The percentage of New Yorkers leaving the state is the highest it has been since 2007, according to a new analysis by the Empire Center.
While the causes for the out-migration differ between upstate and downstate, the simple message is it has become very expensive to live in New York, according to Edmund J. McMahon, president of the fiscally conservative think tank.
“The commonality is that the comparative tax burden is high statewide,” Mr. McMahon said. “Upstate it is a lack of economic opportunity. There’s been very little job growth upstate during this period. Downstate, there’s been more job growth, but housing affordability, I think, is a big problem.”
Between July 1, 2013, and July 1, 2014, New York lost 150,000 more residents than it gained, resulting in a net “domestic migration” loss of 462,172 people since 2010 and 2 million since 2000, according to data released Tuesday by the U.S. Census Bureau.
This year, New York fell to fourth place on the list of the nation’s most populous states.

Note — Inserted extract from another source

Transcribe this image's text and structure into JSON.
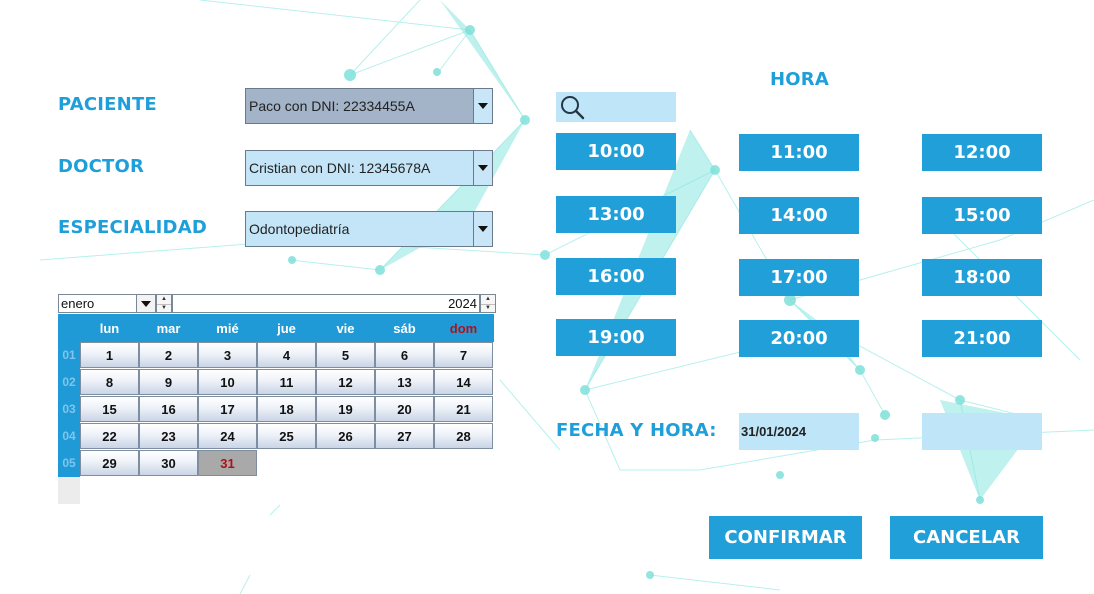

Florida became the third most populous, according to the bureau. Newspapers there capitalized on the development, taunting New York with headlines such as “You call that an Empire?” by the Tampa Tribune.
Mr. McMahon placed much of the blame for the state’s population woes on local government expenses and a difficult business environment.
He also faulted some of Gov. Andrew M. Cuomo’s policies, including the recent decision to ban hydraulic fracturing as well as the Start-Up New York initiative, which aims to foster technology development by offering tax incentives to emerging companies located adjacent to approved universities in the state.
A Quinnipiac University poll released Monday found that a majority of New York state voters — 55 percent — approved of the governor’s decision on fracking.
But Mr. McMahon, who noted that many of the people leaving the state left from the New York City area because of the high cost of living there, said the ban represented a significant loss for the upstate economy.
“(Banning) fracking is throwing away a huge economic growth opportunity,” Mr. McMahon said. “There’s nothing the state can try to force-feed into that Southern Tier region, in particular, that’s going to come close to replicating what fracking would have done.”